Detail Complications such as Atrial Fibrillation or Pulmonary Hypertension

Example: Chronic rheumatic mitral stenosis complicated by permanent atrial fibrillation and secondary pulmonary hypertension (PASP 55 mmHg). Documentation includes the need for therapeutic anticoagulation with warfarin (INR goal 2.5 to 3.5) due to the high risk of systemic embolization from left atrial enlargement.

Billing Focus: Always code the complications separately (e.g., I48.20 for chronic AFib, I27.20 for pulmonary hypertension) alongside I05.0 to ensure all treated conditions are captured for billing.

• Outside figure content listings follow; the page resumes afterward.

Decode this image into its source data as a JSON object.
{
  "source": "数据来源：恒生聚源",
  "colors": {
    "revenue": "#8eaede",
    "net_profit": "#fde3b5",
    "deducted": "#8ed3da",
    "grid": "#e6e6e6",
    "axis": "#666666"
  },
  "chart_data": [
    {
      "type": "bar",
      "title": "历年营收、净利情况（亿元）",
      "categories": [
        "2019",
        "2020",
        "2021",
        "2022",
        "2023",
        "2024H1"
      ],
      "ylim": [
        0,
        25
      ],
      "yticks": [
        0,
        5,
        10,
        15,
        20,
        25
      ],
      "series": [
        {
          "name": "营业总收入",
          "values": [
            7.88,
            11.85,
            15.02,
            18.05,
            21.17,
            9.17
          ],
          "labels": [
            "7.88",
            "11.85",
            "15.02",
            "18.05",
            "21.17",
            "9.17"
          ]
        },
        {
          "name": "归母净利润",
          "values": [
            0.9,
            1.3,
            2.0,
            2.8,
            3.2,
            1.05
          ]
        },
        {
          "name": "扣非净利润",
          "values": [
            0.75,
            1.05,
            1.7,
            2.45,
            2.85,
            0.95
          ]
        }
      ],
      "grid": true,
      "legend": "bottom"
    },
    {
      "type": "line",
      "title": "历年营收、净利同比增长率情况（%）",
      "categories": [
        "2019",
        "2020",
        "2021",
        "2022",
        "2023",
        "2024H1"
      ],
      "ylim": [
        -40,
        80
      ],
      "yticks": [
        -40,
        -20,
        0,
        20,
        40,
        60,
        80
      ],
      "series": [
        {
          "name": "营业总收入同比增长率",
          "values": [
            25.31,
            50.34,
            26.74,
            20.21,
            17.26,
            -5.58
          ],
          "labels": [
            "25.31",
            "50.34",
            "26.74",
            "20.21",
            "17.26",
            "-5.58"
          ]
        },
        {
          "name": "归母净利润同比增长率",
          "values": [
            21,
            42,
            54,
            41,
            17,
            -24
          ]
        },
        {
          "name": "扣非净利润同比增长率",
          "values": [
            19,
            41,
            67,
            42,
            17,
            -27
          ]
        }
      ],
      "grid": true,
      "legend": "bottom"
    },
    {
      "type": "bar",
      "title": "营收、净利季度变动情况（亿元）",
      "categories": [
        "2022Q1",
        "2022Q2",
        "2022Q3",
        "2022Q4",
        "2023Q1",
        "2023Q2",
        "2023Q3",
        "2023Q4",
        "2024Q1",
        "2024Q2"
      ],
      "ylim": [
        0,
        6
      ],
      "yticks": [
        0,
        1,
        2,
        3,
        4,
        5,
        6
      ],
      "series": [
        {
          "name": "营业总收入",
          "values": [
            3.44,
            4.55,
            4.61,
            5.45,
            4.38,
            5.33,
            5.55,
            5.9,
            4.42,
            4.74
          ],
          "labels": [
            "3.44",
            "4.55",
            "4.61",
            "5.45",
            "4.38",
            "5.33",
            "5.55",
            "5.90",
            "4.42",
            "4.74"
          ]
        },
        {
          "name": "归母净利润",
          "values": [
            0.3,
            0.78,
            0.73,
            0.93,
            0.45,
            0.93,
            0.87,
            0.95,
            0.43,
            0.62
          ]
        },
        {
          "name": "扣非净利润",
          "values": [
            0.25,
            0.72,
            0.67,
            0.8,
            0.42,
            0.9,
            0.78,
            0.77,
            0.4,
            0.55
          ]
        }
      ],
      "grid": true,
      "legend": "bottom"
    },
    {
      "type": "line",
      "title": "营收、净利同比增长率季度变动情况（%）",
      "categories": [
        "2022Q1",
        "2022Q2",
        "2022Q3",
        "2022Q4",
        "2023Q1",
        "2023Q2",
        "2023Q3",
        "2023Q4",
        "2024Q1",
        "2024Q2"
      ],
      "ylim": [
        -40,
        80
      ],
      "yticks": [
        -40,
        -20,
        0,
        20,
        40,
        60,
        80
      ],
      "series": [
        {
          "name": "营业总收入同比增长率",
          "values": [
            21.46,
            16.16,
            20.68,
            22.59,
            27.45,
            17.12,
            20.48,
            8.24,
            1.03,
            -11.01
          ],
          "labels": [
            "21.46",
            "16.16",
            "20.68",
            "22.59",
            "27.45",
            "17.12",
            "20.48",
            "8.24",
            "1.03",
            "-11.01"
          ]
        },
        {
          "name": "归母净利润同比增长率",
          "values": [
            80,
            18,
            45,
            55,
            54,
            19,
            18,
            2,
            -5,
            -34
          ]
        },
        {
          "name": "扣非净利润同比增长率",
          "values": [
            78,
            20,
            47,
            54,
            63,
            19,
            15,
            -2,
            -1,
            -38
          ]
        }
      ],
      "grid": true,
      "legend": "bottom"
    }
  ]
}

Capture History of Rheumatic Fever when Active Disease is Absent

Example: Patient presents for routine follow-up of asymptomatic rheumatic mitral stenosis. Clinical history is notable for acute rheumatic fever at age 10. No signs of current active carditis. Current valve area is 1.8 cm2 (mild stenosis). Patient advised on endocarditis prophylaxis for certain procedures and importance of adherence to follow-up echocardiograms.

Billing Focus: Linking the valve condition to the historical cause validates the use of the I05 series rather than I34 series. Use Z86.31 (Personal history of rheumatic fever) as a supporting code if relevant.